After returning to Sydney and repacking my suitcase, I headed north to Port Moresby in Papua New Guinea on Thursday. Fr. Ariel picked me up at the airport. He is a classmate from back in the 2nd Grade at Don Bosco Technical Institute (now College) in Mandaluyong, Philippines. He spent time with me in Virginia in 2012 in between assignments, so I promised to visit him when I returned to the other side of the world. I stayed with the Salesian community at the Emmaus Conference Center on the grounds of Don Bosco Technological Institute in East Boroko. The community welcomed me with open arms, and I was suddenly immersed in religious life once again … with common prayer in the early morning, mass, and the rosary with the resident students in the evening, and meals in common. The rest of the day, everyone was immersed in the life and work of the gospel among the people of Papua New Guinea.

On Friday, my host took me to see local places of interest–the National Museum and Art Gallery (we were not allowed to take photos inside–so I took some off the web), the Port Moresby Nature Park.


Photos from the National Museum & Art Gallery website.




The following day, we visited Vunabosco Agro-Technical Secondary School in Rabaul, where Fr. Roger serves as rector, and who I haven’t seen since our days in college. We took a tour of the school, and I forgot to take pictures! Here’s one off the web.

Vunabosco Rabaul

Fr. Angel took us back to DBTI by way of the Bomana War Cemetery. From the website of the Kokoda Track (Australians in WWII): “Just off the road from Port Moresby at the southern end of the Kokoda track is Bomana, the largest war cemetery in the Pacific. It contains 3779 graves. There are 3069 known and 237 unknown Australians from the fighting in New Guinea together with 443 Allied soldiers sailors and airmen.” A fitting tribute … and a somber warning and reminder of the tremendous human cost of war.

On Saturday, Fr. Ariel, Br. Reto, & I went to the Loloata Island Resort to enjoy some snorkeling and time at the beach.

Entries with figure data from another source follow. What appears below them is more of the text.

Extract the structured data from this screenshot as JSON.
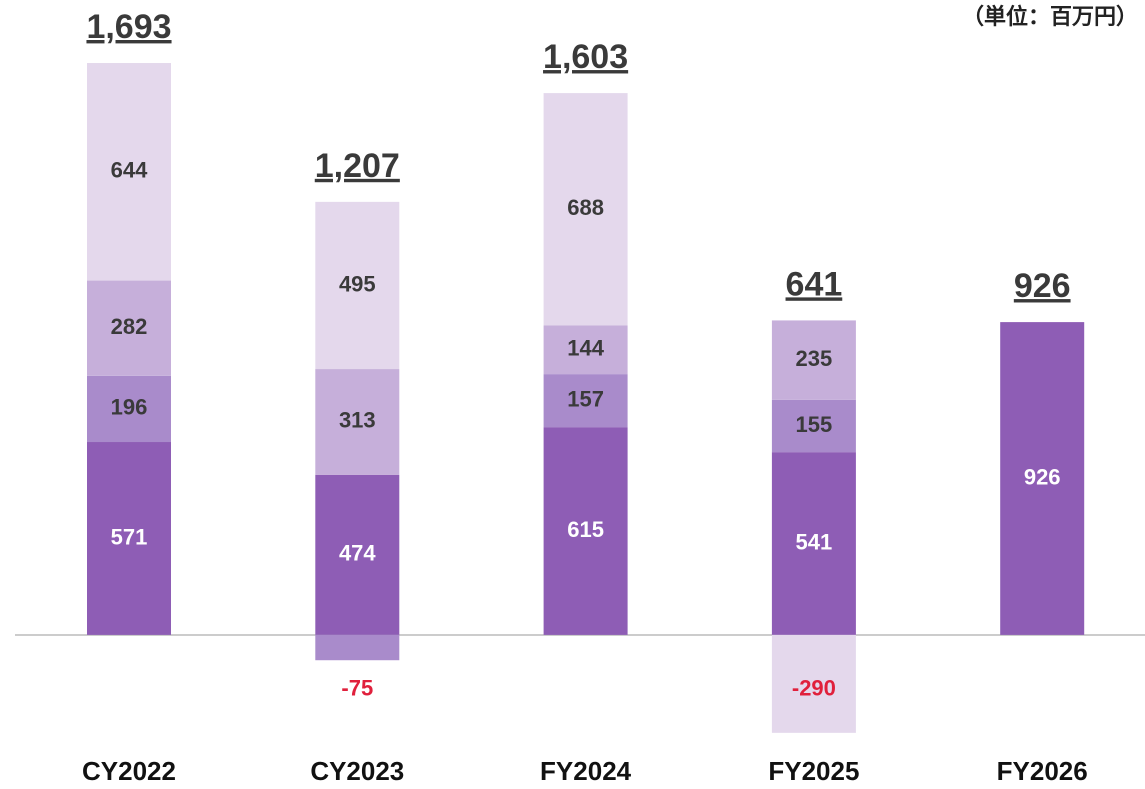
{
  "chart_data": {
    "type": "stacked_bar",
    "annotation": "（単位：百万円）",
    "categories": [
      "CY2022",
      "CY2023",
      "FY2024",
      "FY2025",
      "FY2026"
    ],
    "series": [
      {
        "color": "#8e5db5",
        "values": [
          571,
          474,
          615,
          541,
          926
        ]
      },
      {
        "color": "#a98bcb",
        "values": [
          196,
          -75,
          157,
          155,
          null
        ]
      },
      {
        "color": "#c6afda",
        "values": [
          282,
          313,
          144,
          235,
          null
        ]
      },
      {
        "color": "#e4d8ec",
        "values": [
          644,
          495,
          688,
          -290,
          null
        ]
      }
    ],
    "totals": {
      "values": [
        1693,
        1207,
        1603,
        641,
        926
      ],
      "value_labels": [
        "1,693",
        "1,207",
        "1,603",
        "641",
        "926"
      ]
    },
    "negative_label_color": "#e0203c",
    "ylim": [
      -400,
      1850
    ]
  }
}
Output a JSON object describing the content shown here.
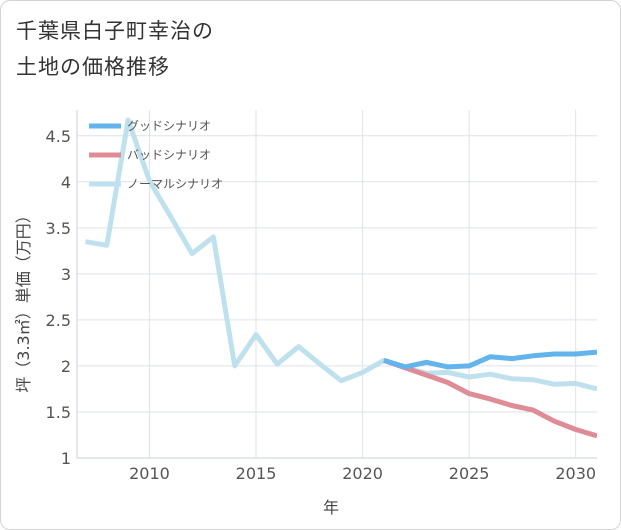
{
  "chart_data": {
    "type": "line",
    "title_lines": [
      "千葉県白子町幸治の",
      "土地の価格推移"
    ],
    "xlabel": "年",
    "ylabel": "坪（3.3㎡）単価（万円）",
    "xlim": [
      2006.6,
      2031.0
    ],
    "ylim": [
      1.0,
      4.78
    ],
    "x_ticks": [
      2010,
      2015,
      2020,
      2025,
      2030
    ],
    "y_ticks": [
      1,
      1.5,
      2,
      2.5,
      3,
      3.5,
      4,
      4.5
    ],
    "grid": true,
    "legend_position": "top-left",
    "series": [
      {
        "name": "グッドシナリオ",
        "color": "#63b3ed",
        "points": [
          [
            2021,
            2.06
          ],
          [
            2022,
            1.99
          ],
          [
            2023,
            2.04
          ],
          [
            2024,
            1.99
          ],
          [
            2025,
            2.0
          ],
          [
            2026,
            2.1
          ],
          [
            2027,
            2.08
          ],
          [
            2028,
            2.11
          ],
          [
            2029,
            2.13
          ],
          [
            2030,
            2.13
          ],
          [
            2031,
            2.15
          ]
        ]
      },
      {
        "name": "バッドシナリオ",
        "color": "#e08c96",
        "points": [
          [
            2021,
            2.06
          ],
          [
            2022,
            1.98
          ],
          [
            2023,
            1.9
          ],
          [
            2024,
            1.82
          ],
          [
            2025,
            1.7
          ],
          [
            2026,
            1.64
          ],
          [
            2027,
            1.57
          ],
          [
            2028,
            1.52
          ],
          [
            2029,
            1.4
          ],
          [
            2030,
            1.31
          ],
          [
            2031,
            1.24
          ]
        ]
      },
      {
        "name": "ノーマルシナリオ",
        "color": "#bfe1ee",
        "points": [
          [
            2007,
            3.35
          ],
          [
            2008,
            3.31
          ],
          [
            2009,
            4.67
          ],
          [
            2010,
            4.01
          ],
          [
            2011,
            3.62
          ],
          [
            2012,
            3.22
          ],
          [
            2013,
            3.4
          ],
          [
            2014,
            2.0
          ],
          [
            2015,
            2.34
          ],
          [
            2016,
            2.02
          ],
          [
            2017,
            2.21
          ],
          [
            2018,
            2.02
          ],
          [
            2019,
            1.84
          ],
          [
            2020,
            1.93
          ],
          [
            2021,
            2.06
          ],
          [
            2022,
            1.98
          ],
          [
            2023,
            1.92
          ],
          [
            2024,
            1.93
          ],
          [
            2025,
            1.88
          ],
          [
            2026,
            1.91
          ],
          [
            2027,
            1.86
          ],
          [
            2028,
            1.85
          ],
          [
            2029,
            1.8
          ],
          [
            2030,
            1.81
          ],
          [
            2031,
            1.75
          ]
        ]
      }
    ]
  }
}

But I only took pictures after we got back from snorkeling … at Lion’s Island, a boat ride away from the resort above. We saw some lovely coral and exotic fish. And the water was warm as bathwater. I spent a good deal of time just sitting in the clear shallow water up to my shoulders soaking in the scenery–a most relaxing experience.


 The dock on Loloata.


Lion’s Island, a fifteen minute motorboat ride away. We landed toward the right of the island.

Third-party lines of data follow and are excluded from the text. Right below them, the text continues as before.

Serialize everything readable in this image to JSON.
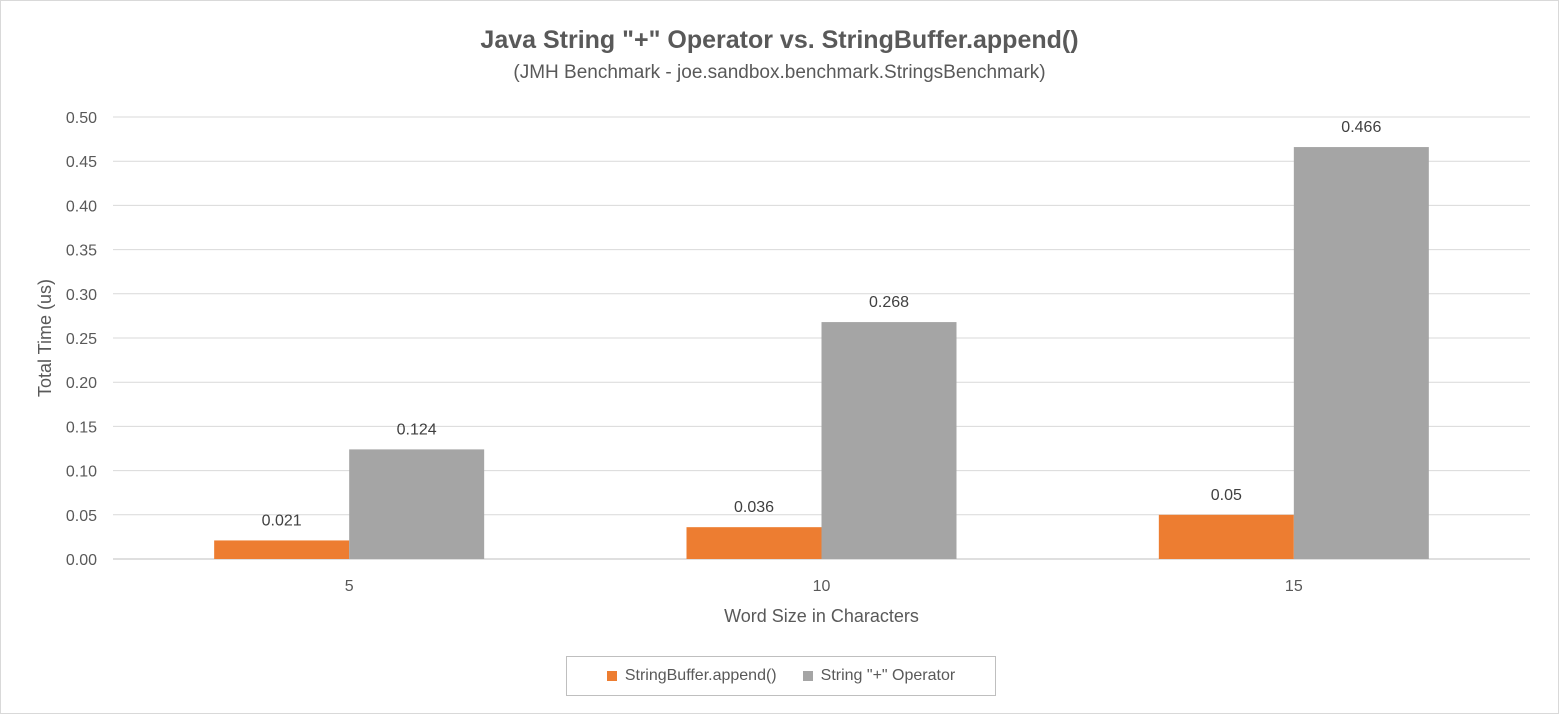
{
  "chart_data": {
    "type": "bar",
    "title": "Java String \"+\" Operator vs. StringBuffer.append()",
    "subtitle": "(JMH Benchmark - joe.sandbox.benchmark.StringsBenchmark)",
    "xlabel": "Word Size in Characters",
    "ylabel": "Total Time (us)",
    "categories": [
      "5",
      "10",
      "15"
    ],
    "ylim": [
      0,
      0.5
    ],
    "yticks": [
      "0.00",
      "0.05",
      "0.10",
      "0.15",
      "0.20",
      "0.25",
      "0.30",
      "0.35",
      "0.40",
      "0.45",
      "0.50"
    ],
    "ytick_values": [
      0,
      0.05,
      0.1,
      0.15,
      0.2,
      0.25,
      0.3,
      0.35,
      0.4,
      0.45,
      0.5
    ],
    "grid": true,
    "legend_position": "bottom",
    "series": [
      {
        "name": "StringBuffer.append()",
        "color": "#ed7d31",
        "values": [
          0.021,
          0.036,
          0.05
        ],
        "labels": [
          "0.021",
          "0.036",
          "0.05"
        ]
      },
      {
        "name": "String \"+\" Operator",
        "color": "#a5a5a5",
        "values": [
          0.124,
          0.268,
          0.466
        ],
        "labels": [
          "0.124",
          "0.268",
          "0.466"
        ]
      }
    ]
  }
}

Victoria Crowned Pigeon (the size of a chicken) roam the island … so do wallabies (scrubby-looking things). The lorikeets are in cages. The giant tribal masked figures stand guard in the dining area.


Br. Reto, Fr. Ariel & myself before departing the island.

After morning mass on Sunday, we headed to Adventure Park, a local destination for family picnics in wide open grassy areas with a lake setting, and it seems a developing amusement park complex (water rides, ferris wheel, paddle boats, etc), where also the National Orchid Garden & Wildlife Sanctuary is located. We spent our time at the gardens where a great variety of orchids are on display, and at the wildlife sanctuary where we saw various brightly-plumed birds of paradise.

The orchids on display.

After visiting Adventure Park, we joined the Canossian Sisters for lunch at their convent in Boroko.